Some trials have suggested that carotid angioplasty and stenting
are not yet as safe as carotid endarterectomy. The Schneider
Wallstent trial of carotid angioplasty and stenting was stopped
prematurely because of safety considerations regarding the
angioplasty and stenting procedure.
Naylor et al
reported the results of a single-center trial in England in which 5
of 7 patients treated with angioplasty and stenting suffered a
stroke. We are left to wonder whether these trials were not
successful because of problems specific to the devices tested,
because of problems with carotid artery angioplasty and stenting in
general, or because of relative operator inexperience.
A multicenter, prospective, randomized, controlled trial
comparing carotid endarterectomy with carotid artery stenting
(Carotid Revascularization Endarterectomy and Stent Trial [CREST])

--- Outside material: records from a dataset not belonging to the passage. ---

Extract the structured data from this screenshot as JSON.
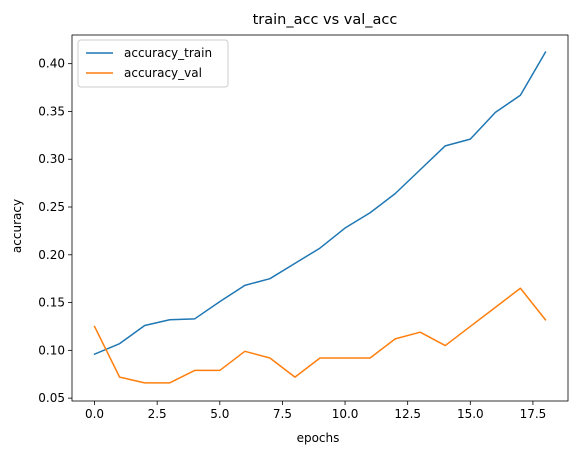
{
  "chart_data": {
    "type": "line",
    "title": "train_acc vs val_acc",
    "xlabel": "epochs",
    "ylabel": "accuracy",
    "xlim": [
      -0.9,
      18.9
    ],
    "ylim": [
      0.047,
      0.43
    ],
    "xticks": [
      0.0,
      2.5,
      5.0,
      7.5,
      10.0,
      12.5,
      15.0,
      17.5
    ],
    "xtick_labels": [
      "0.0",
      "2.5",
      "5.0",
      "7.5",
      "10.0",
      "12.5",
      "15.0",
      "17.5"
    ],
    "yticks": [
      0.05,
      0.1,
      0.15,
      0.2,
      0.25,
      0.3,
      0.35,
      0.4
    ],
    "ytick_labels": [
      "0.05",
      "0.10",
      "0.15",
      "0.20",
      "0.25",
      "0.30",
      "0.35",
      "0.40"
    ],
    "grid": false,
    "legend_position": "top-left",
    "x": [
      0,
      1,
      2,
      3,
      4,
      5,
      6,
      7,
      8,
      9,
      10,
      11,
      12,
      13,
      14,
      15,
      16,
      17,
      18
    ],
    "series": [
      {
        "name": "accuracy_train",
        "color": "#1f77b4",
        "values": [
          0.096,
          0.107,
          0.126,
          0.132,
          0.133,
          0.151,
          0.168,
          0.175,
          0.191,
          0.207,
          0.228,
          0.244,
          0.264,
          0.289,
          0.314,
          0.321,
          0.349,
          0.367,
          0.412
        ]
      },
      {
        "name": "accuracy_val",
        "color": "#ff7f0e",
        "values": [
          0.125,
          0.072,
          0.066,
          0.066,
          0.079,
          0.079,
          0.099,
          0.092,
          0.072,
          0.092,
          0.092,
          0.092,
          0.112,
          0.119,
          0.105,
          0.125,
          0.145,
          0.165,
          0.132
        ]
      }
    ]
  }
}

has been funded by the National Institute for Neurological Disease
and Stroke and is scheduled to begin enrollment soon. This trial
will allow a much more objective comparison of surgery and stenting
than has been previously possible. A limited number of experienced
operators will participate in the trial. The CREST trial will
utilize the Acculink stent (Guidant Corporation, Indianapolis,
At least two industry-sponsored trials are planned for the near
future. The ARCHeR (Acculink for Revascularization of Carotids in
High-Risk Patients) trial has been designed and funded by Guidant
Corporation to evaluate the Acculink stent in symptomatic and
asymptomatic patients who are at high risk for carotid
endarterectomy. The SAPPHIRE (Stenting and Angioplasty with
Protection in Patients at High-Risk for Endarterectomy) trial has
been designed and funded by Cordis Endovascular. In this trial,
symptomatic and asymptomatic patients will be randomized for
treatment with either carotid angioplasty and stenting performed
with a distal protection device or carotid endarterectomy.
The most compelling argument to perform carotid angioplasty and
stenting would be that it is safer than carotid endarterectomy. No
reliable data to support this argument exists. It is hoped that
trials will provide some reliable data to address this question.

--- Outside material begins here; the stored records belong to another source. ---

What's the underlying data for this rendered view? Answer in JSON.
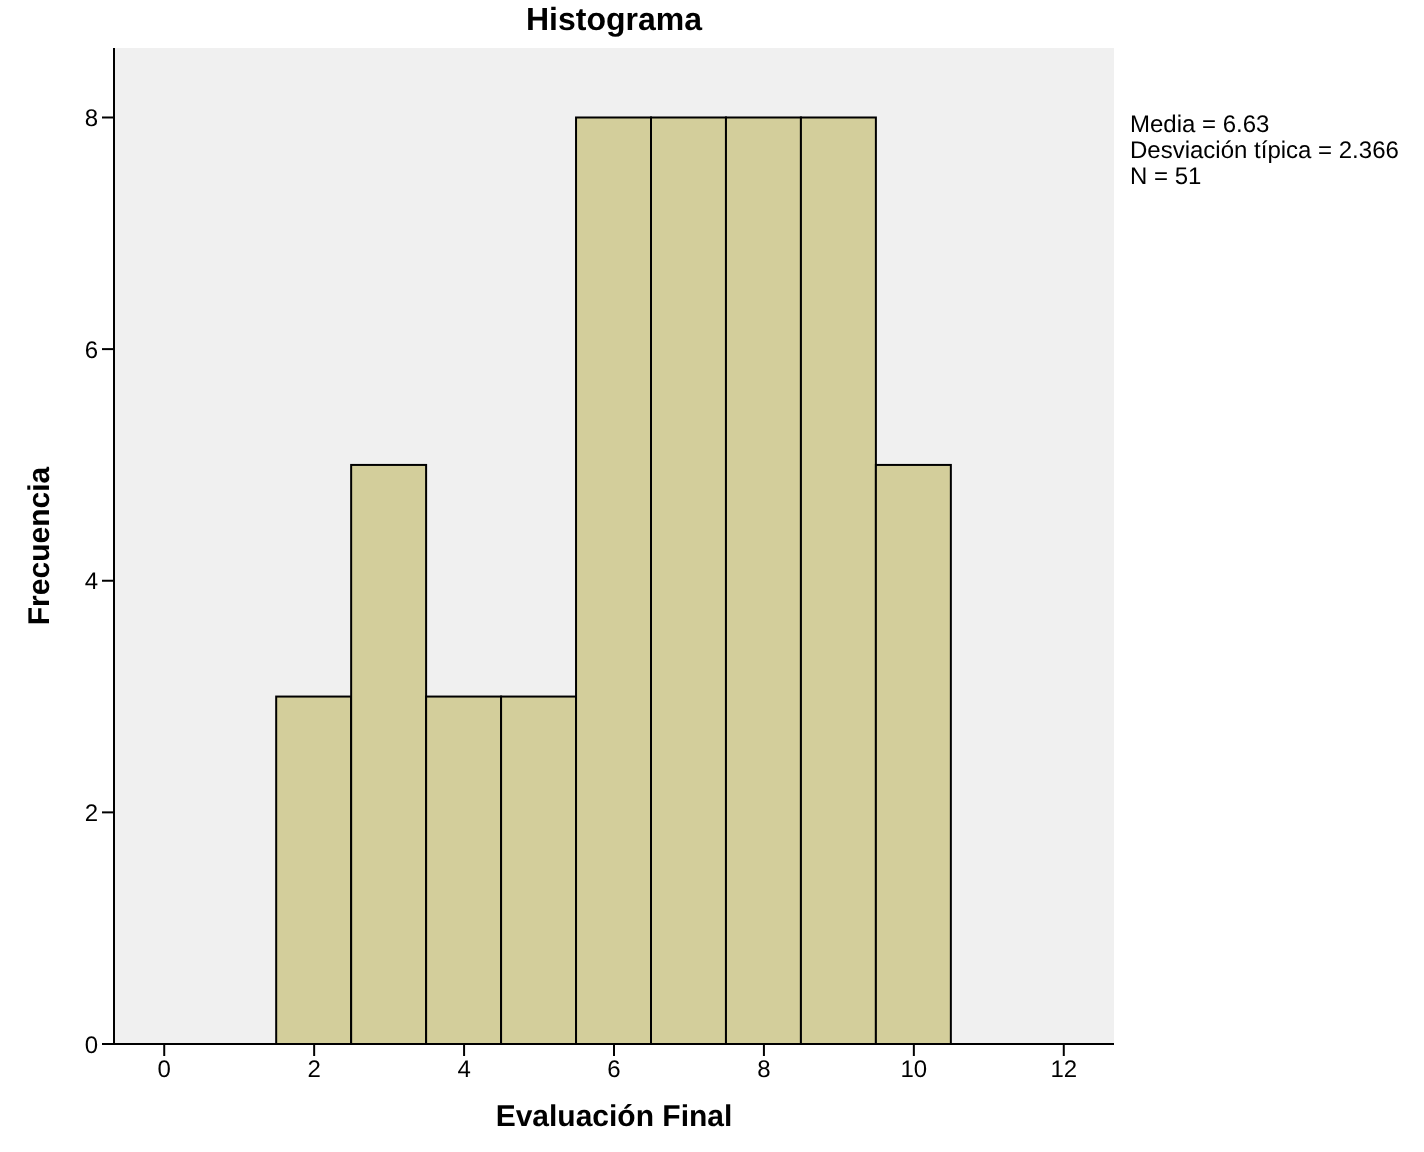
{
  "chart_data": {
    "type": "histogram",
    "title": "Histograma",
    "xlabel": "Evaluación Final",
    "ylabel": "Frecuencia",
    "bins": [
      1.5,
      2.5,
      3.5,
      4.5,
      5.5,
      6.5,
      7.5,
      8.5,
      9.5,
      10.5
    ],
    "values": [
      3,
      5,
      3,
      3,
      8,
      8,
      8,
      8,
      5
    ],
    "color": "#d3ce9b",
    "xlim": [
      -0.67,
      12.67
    ],
    "xticks": [
      0,
      2,
      4,
      6,
      8,
      10,
      12
    ],
    "ylim": [
      0,
      8.6
    ],
    "yticks": [
      0,
      2,
      4,
      6,
      8
    ],
    "annotations": [
      "Media = 6.63",
      "Desviación típica = 2.366",
      "N = 51"
    ]
  }
}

Currently, carotid angioplasty and stenting is useful in patients
who are poor candidates for carotid endarterectomy because of
anatomically inaccessible lesions, restenosis following previous
endarterectomy, radiation-induced stenosis, and other high-risk
Another argument made to support the use of carotid angioplasty
and stenting is that it seems less invasive than surgery. While one
could intelligently argue that endarterectomy performed under local
anesthesia is not really any more invasive, such an argument may be
irrelevant because many patients will probably perceive
endarterectomy to be more invasive and choose to have angioplasty
and stenting. An increasing number of patients will know carotid
angioplasty and stenting exists as an option because it is being
publicized on the Internet and in other media. Since patients are
taking an more active role in medical decision making, the
perception of carotid angioplasty and stenting as less invasive by
patients could be very important.
There are also cultural forces that are influencing the medical
decision-making process. There is a widespread sense that "everyone
else is doing it," and physicians do not want to miss the
development of new technology for fear of being left behind.

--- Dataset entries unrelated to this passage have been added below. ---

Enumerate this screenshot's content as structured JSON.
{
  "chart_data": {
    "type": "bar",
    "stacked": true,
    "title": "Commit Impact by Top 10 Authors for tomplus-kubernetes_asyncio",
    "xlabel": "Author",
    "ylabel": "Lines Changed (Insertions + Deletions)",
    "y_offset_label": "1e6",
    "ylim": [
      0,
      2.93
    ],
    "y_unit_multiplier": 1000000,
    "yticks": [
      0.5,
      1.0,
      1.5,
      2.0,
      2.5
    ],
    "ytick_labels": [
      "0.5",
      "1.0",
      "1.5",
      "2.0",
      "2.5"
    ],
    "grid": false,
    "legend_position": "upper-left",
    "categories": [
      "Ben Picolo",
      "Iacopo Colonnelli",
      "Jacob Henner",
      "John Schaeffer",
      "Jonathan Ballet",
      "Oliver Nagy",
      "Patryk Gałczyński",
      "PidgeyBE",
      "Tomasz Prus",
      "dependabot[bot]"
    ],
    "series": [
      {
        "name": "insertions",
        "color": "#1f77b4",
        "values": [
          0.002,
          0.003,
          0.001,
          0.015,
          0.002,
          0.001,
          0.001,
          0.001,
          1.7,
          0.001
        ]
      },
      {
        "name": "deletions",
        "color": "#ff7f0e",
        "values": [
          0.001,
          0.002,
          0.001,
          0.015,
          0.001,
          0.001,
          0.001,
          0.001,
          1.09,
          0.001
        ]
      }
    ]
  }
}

Doctors and patients like new devices, so there is a tendency to
embrace treatments that involve new technology. As this new
technology develops, there may be devices to sell, so the medical
device industry is highly motivated to develop the technology and
encourage its use. The stent industry, which has been highly
successful in selling coronary stents, has become quite competitive
and is looking for new markets. In 1996, 130,000 carotid
endarterectomies were performed in the United States,
and it is possible that a similar number of carotid angioplasty and
stent procedures might be performed in the near future.